There is a lot of debate about why some cities have thrived in the knowledge-based economy (e.g., Seattle and Waterloo, Ontario) while others (Cleveland, Ohio and Hamilton, Ontario) have not. I think that some people, especially my friends on the right of the political spectrum, sometimes forget that a clean environment can help cities and regions to attract companies and talented people. Obviously, there are many factors that are completely beyond the control of the government, but cleaning up historic pollution is a something that municipal leaders can do to boost their community’s chances of succeeding in the global economy.
I’ve recently spent some time reading now-discredited predictions about the rise of particular countries and cities and companies. I would, therefore, hesitate to venture a prediction about the long-term economic prospects of Sudbury or any other city. However, I think that the city will do just fine once nickel mining is no longer commercially viable. Thanks the re-greening work of the last few decades, Sudbury is now a credible tourist destination. When viewed from the air in the summer, Sudbury appears like a paradise: blue lakes, winding roads, and lush green forests. There are amazing year-round recreational opportunities within the city limits. (You can go skiing on the university campus!) If Sudbury enacts the right package of policies, it could succeed in attracting computer software companies and other knowledge-intensive firms.
Whether or not it currently has political leadership capable of overseeing this transition is, however, an open question.
Don’t suppose you have a source for the traces of nickel found in the 1750s? I’m a French colonialist and I’d like to quote that bit in my own research! Thanks 🙂
Thanks for your comment. I believe the 1750s date came from Greater Sudbury’s re-greening program timeline (http://www.greatersudbury.ca/living/environmental-initiatives/regreening-program/timeline/).
Though a number of scholars suggest that the discovery of nickel was much later, around the 1880s which coincides the blasting done for the CPR in 1883 that discovered large nickel deposits and the establishment of the mining industry in Sudbury.
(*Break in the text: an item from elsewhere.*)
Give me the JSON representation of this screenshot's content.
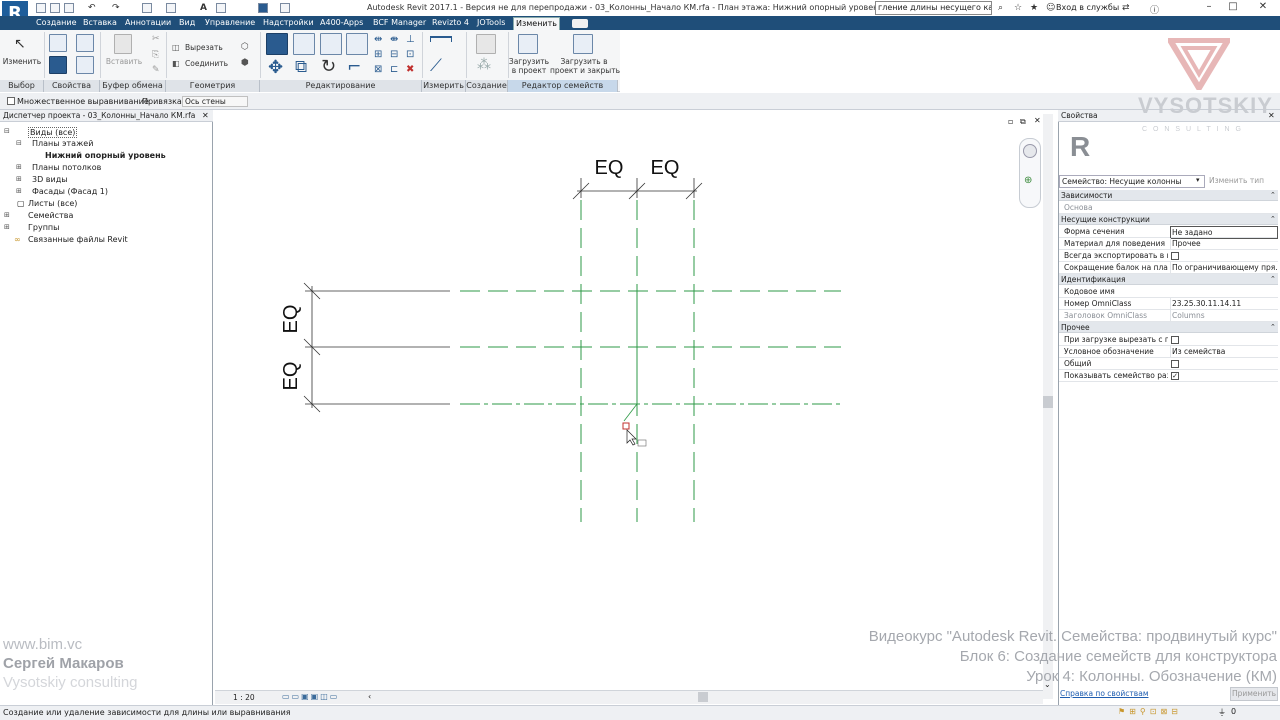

My family drove through Sudbury in 1967. We were traveling from visiting Montreal’s Expo 67 to Michigan’s upper peninsula. I marveled at the desolation of the land around Sudbury. It was always in the back of my mind as I developed environmental awareness. 50 years later I traveled through Sudbury again. What a change! I didn’t recognize the place. Whilst there likely remains much left to be done resolving the pollution legacy from a century mining, I have to admire the progress the people of Sudbury have made thus far.